Я опускаюсь на корточки, увлекая девушку за собой, когда слышу мягкий мычащий звук. Он ранен. Не знаю, как близко стая, но мы близки к тому, что мне нужно. Я убираю руку Калисты со своих плеч и жестом показываю ей сесть. Потом требуется несколько минут жестикуляции и повторения слов, но наконец она лежит на земле и смотрит на меня. Я снимаю с себя накидку и накрываю ее, чтобы замаскировать ее в песке от любых хищников, которые могут появиться на нашем пути.
Убедившись, что она спрятана так хорошо, насколько это возможно, я пригибаюсь к земле и пробираюсь к вершине хребта. Как только я добираюсь туда, я ерзаю на месте туда-сюда, погружаясь в песок с помощью своего хвоста, а затем двигаюсь вперед, пока не вижу раненого гастера. Стая находится на приличном расстоянии и входит в оазис, к которому мы направлялись. Раненый ходит по кругу, мычит.

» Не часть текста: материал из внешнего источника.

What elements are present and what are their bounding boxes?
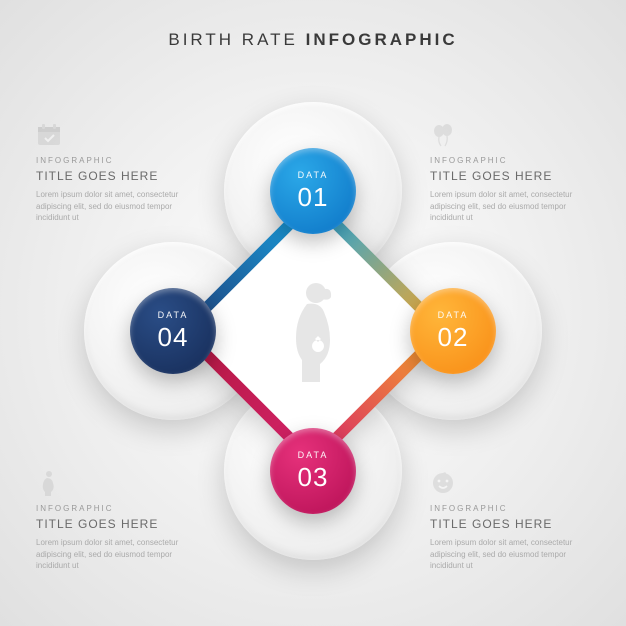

Гастер — это большая ящерица с острыми, как бритва, челюстями, громоздкими буграми на спине и четырьмя конечностями с широкими перепончатыми лапами. Шипы торчат в разных местах на твердой коже, чтобы помочь отогнать любых хищников. Не то чтобы у гастеров были реальные угрозы. Единственные, кто охотятся на них, — это землии, и ничто не спасет его от одного из них. Шипы могут повредить глотку землии, но к тому времени для гастера все будет уже кончено.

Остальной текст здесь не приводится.